Configure the rest of the OCR Profile's properties according to your documents' needs. General information about these properties can be found in the About section of this article.

Execute an OCR Profile

Now that you have made and configured an OCR Profile, how do you execute it? OCR results are obtained by the Recognize activity. This activity will perform OCR on documents based on the settings in an OCR Profile. You will run this activity in one of two ways in Grooper:

Manual or "ad hoc" while testing and configuring within Grooper Design Studio.
As a step in a Batch Process.

Manual - Single PageManual - All Pages in a BatchBatch Process

At any point you can get to a Batch Viewer in Grooper, you can execute various activities manually on a page, folder or entire batch. This manual execution of activities is typical when building and testing your solution design in Grooper Design Studio.

To manually apply an OCR Profile to a single page:

Navigate to a page in a Batch and right click it.
Select "Activities" from the selection list.
Select "Recognize" from the second selection list.

On the following pop up window:

Select the OCR Profile property, and select the OCR Profile you wish to apply from the dropdown list.
Press the "Ok" to run the Recognize activity using the selected OCR Profile on the page.

To manually apply an OCR Profile to all pages within a Batch:

Navigate to a Batch and right click it.
Select "Contents" from the selection list.
Select "Apply Activity..." from the second selection list.

On the following pop up window:

Change the Activity Type property to Recognize.
Expand the Activity settings and change the OCR Profile property to the OCR Profile you wish to use.
Change the Scope property to Page.
Press the "Execute" button to run the Recognize activity on all pages in the Batch, using the selected OCR Profile's settings.

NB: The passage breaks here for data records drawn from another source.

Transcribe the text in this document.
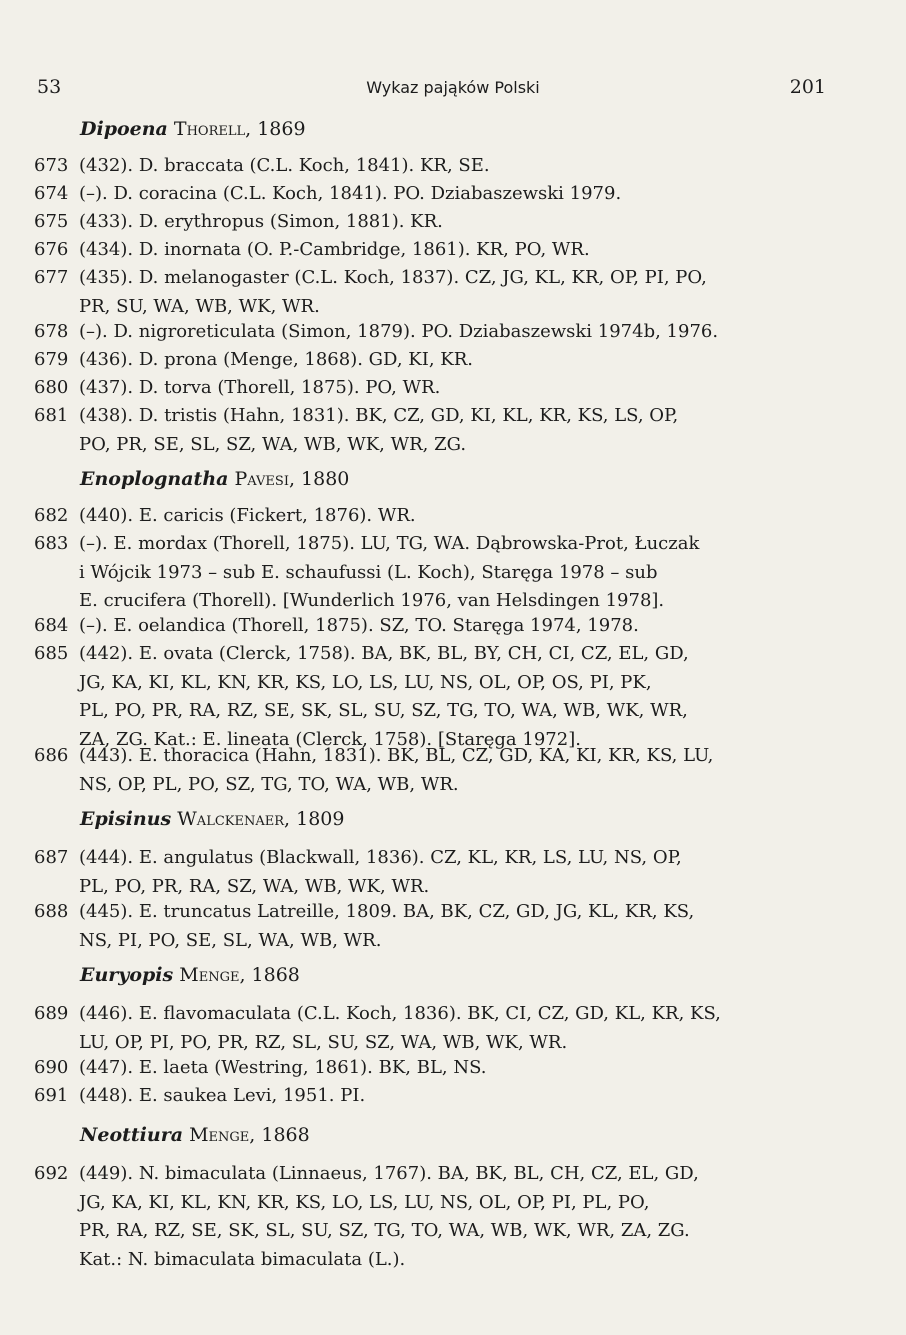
53	Wykaz pająków Polski	201
Dipoena Thorell, 1869
673 (432). D. braccata (C.L. Koch, 1841). KR, SE.
674 (–). D. coracina (C.L. Koch, 1841). PO. Dziabaszewski 1979.
675 (433). D. erythropus (Simon, 1881). KR.
676 (434). D. inornata (O. P.-Cambridge, 1861). KR, PO, WR.
677 (435). D. melanogaster (C.L. Koch, 1837). CZ, JG, KL, KR, OP, PI, PO,
PR, SU, WA, WB, WK, WR.
678 (–). D. nigroreticulata (Simon, 1879). PO. Dziabaszewski 1974b, 1976.
679 (436). D. prona (Menge, 1868). GD, KI, KR.
680 (437). D. torva (Thorell, 1875). PO, WR.
681 (438). D. tristis (Hahn, 1831). BK, CZ, GD, KI, KL, KR, KS, LS, OP,
PO, PR, SE, SL, SZ, WA, WB, WK, WR, ZG.
Enoplognatha Pavesi, 1880
682 (440). E. caricis (Fickert, 1876). WR.
683 (–). E. mordax (Thorell, 1875). LU, TG, WA. Dąbrowska-Prot, Łuczak
i Wójcik 1973 – sub E. schaufussi (L. Koch), Staręga 1978 – sub
E. crucifera (Thorell). [Wunderlich 1976, van Helsdingen 1978].
684 (–). E. oelandica (Thorell, 1875). SZ, TO. Staręga 1974, 1978.
685 (442). E. ovata (Clerck, 1758). BA, BK, BL, BY, CH, CI, CZ, EL, GD,
JG, KA, KI, KL, KN, KR, KS, LO, LS, LU, NS, OL, OP, OS, PI, PK,
PL, PO, PR, RA, RZ, SE, SK, SL, SU, SZ, TG, TO, WA, WB, WK, WR,
ZA, ZG. Kat.: E. lineata (Clerck, 1758). [Staręga 1972].
686 (443). E. thoracica (Hahn, 1831). BK, BL, CZ, GD, KA, KI, KR, KS, LU,
NS, OP, PL, PO, SZ, TG, TO, WA, WB, WR.
Episinus Walckenaer, 1809
687 (444). E. angulatus (Blackwall, 1836). CZ, KL, KR, LS, LU, NS, OP,
PL, PO, PR, RA, SZ, WA, WB, WK, WR.
688 (445). E. truncatus Latreille, 1809. BA, BK, CZ, GD, JG, KL, KR, KS,
NS, PI, PO, SE, SL, WA, WB, WR.
Euryopis Menge, 1868
689 (446). E. flavomaculata (C.L. Koch, 1836). BK, CI, CZ, GD, KL, KR, KS,
LU, OP, PI, PO, PR, RZ, SL, SU, SZ, WA, WB, WK, WR.
690 (447). E. laeta (Westring, 1861). BK, BL, NS.
691 (448). E. saukea Levi, 1951. PI.
Neottiura Menge, 1868
692 (449). N. bimaculata (Linnaeus, 1767). BA, BK, BL, CH, CZ, EL, GD,
JG, KA, KI, KL, KN, KR, KS, LO, LS, LU, NS, OL, OP, PI, PL, PO,
PR, RA, RZ, SE, SK, SL, SU, SZ, TG, TO, WA, WB, WK, WR, ZA, ZG.
Kat.: N. bimaculata bimaculata (L.).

For automated Batch Processing, you'll want to add a Recognize step and configure it to use the OCR Process.

On a working Batch Process press the "Add" button to add a new step.
In the "Step Properties" panel, using Activity Type property, select Recognize from the dropdown menu.
In the "Activity Properties" panel, using the OCR Profile property, select the OCR Profile you wish to apply.